The Obama campaign has also stated that it will not send out any campaign emails during the storm. Both Vice President Joe Biden and Governor Mitt Romney canceled events in Virginia this weekend.

What could this storm mean for the election? Could some people be unable to get to the polls because of the aftermath of the storm?

Like many other news outlets that attempted to conjecture about the political effects of the storm, CBS couldn't help but ask these questions even while people are wondering about their own future. They even asked if the storm could be this election's October Surprise. 

I believe that they should have taken the high road instead of wasting time conjecturing about what the massive storm could mean for politics. For many people on the east coast right now, there are things much more important than politics. 

While most of the focus of their online and afternoon broadcasts were on the storm, that didn’t mean there wasn’t anything going on in the world of politics.  

CBS Morning did a story on how one liberal and one conservative see themselves and why they identify with that term. The “Liberal vs. Conservative” title of the video is a bit unnerving because it fills into the paradigm that pins one camp against the other.

Nancy Giles, who identifies herself as liberal, talks about her idea of what it means to be a liberal. For her being a liberal means that she enjoys the diversity within our country.

Ben Stein, a conservative, also discussed what being a conservative means to him. He, more than Giles, talked about actual policy that describes someone with conservative beliefs.

While I understand that this story was meant to help each side get back to the basis of what their side is fighting for, I think that it just became semantics.
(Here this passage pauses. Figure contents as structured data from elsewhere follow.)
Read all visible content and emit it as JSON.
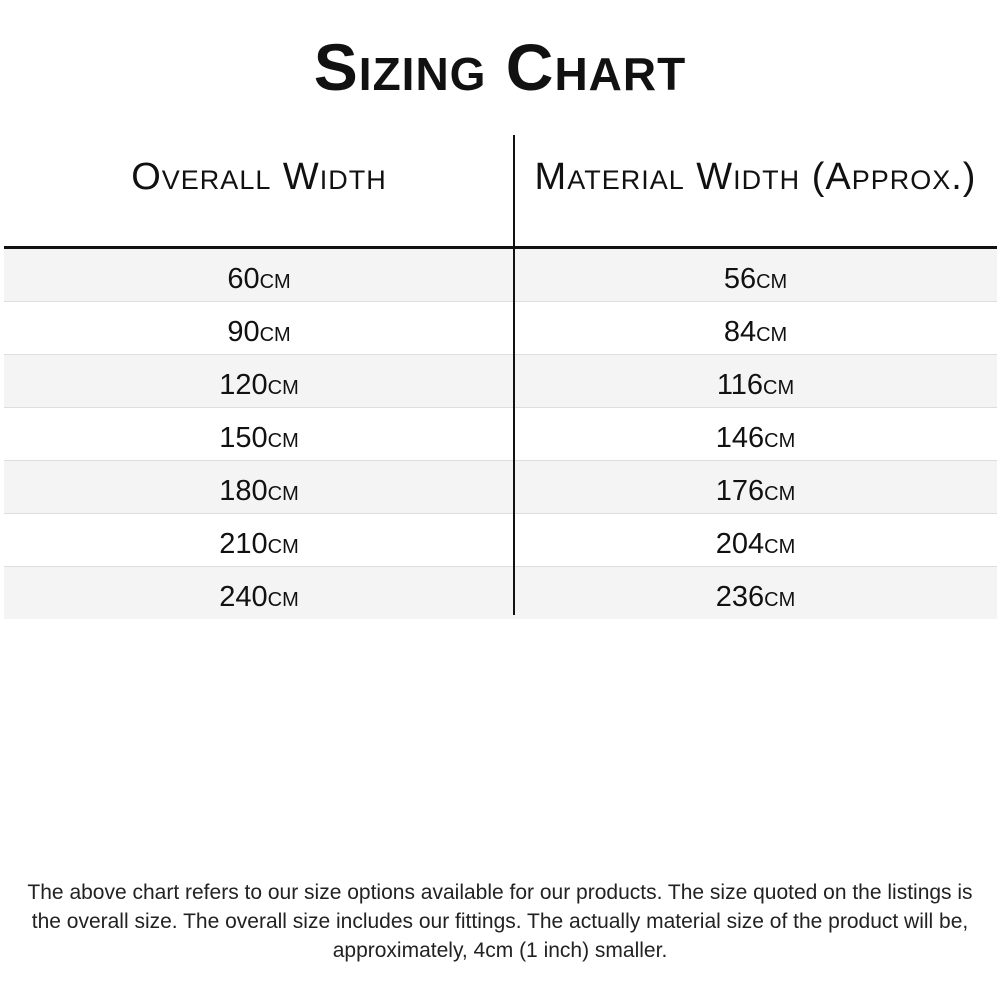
{
  "title": "Sizing Chart",
  "table": {
    "headers": [
      "Overall Width",
      "Material Width (Approx.)"
    ],
    "rows": [
      [
        "60cm",
        "56cm"
      ],
      [
        "90cm",
        "84cm"
      ],
      [
        "120cm",
        "116cm"
      ],
      [
        "150cm",
        "146cm"
      ],
      [
        "180cm",
        "176cm"
      ],
      [
        "210cm",
        "204cm"
      ],
      [
        "240cm",
        "236cm"
      ]
    ]
  },
  "note": "The above chart refers to our size options available for our products. The size quoted on the listings is the overall size. The overall size includes our fittings. The actually material size of the product will be, approximately, 4cm (1 inch) smaller."
}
The definitions Giles and Stein both give for each side sound like something you would have a lot of trouble going against, but the definition means nothing without knowing what policies fall where.  While they were trying to bring people together, it just shows how far apart we’ve truly gotten. 

Monday, October 1, 2012

The BBC: Heartland gains attention abroad

Bradley W. Parks

Ohio on BBC's radar

Even across the pond, Ohio garners plenty of coverage from major news outlets.

The BBC ran a story focusing on President Barack Obama and Governor Mitt Romney on the campaign trail in Ohio, noting the importance of the state's vote.

The story tied the Ohio campaign to the pair's first debate coming up on Wednesday Oct. 3, taking points made in the candidate's speeches as talking points for the debate.

Also, an interesting long-form piece brought Ohio into the mix as an example of the weakened economy. I found it interesting the BBC chose Ohio because the state has improved very much in the past four years with an unemployment rate less than eight percent.

New banner casts Romney in bad light

The BBC updated the look of its election homepage, adding a new banner, which is not all too friendly to Mr. Romney.

While President Obama looks as cool as a cucumber in his picture, Mr. Romney does not look quite as calm.

Mr. Romney's photo features him with a furrowed brow, looking somewhat more angry and matter-of-factish than President Obama.

Also, notice the lighting of the two images. President Obama's lighting seems natural as if the image simply had the background cut out.

On the other hand, Mr. Romney has the lighting of a campfire ghost story with the strongest light coming from under his chin, giving him a rather ominous appearance in comparison to President Obama.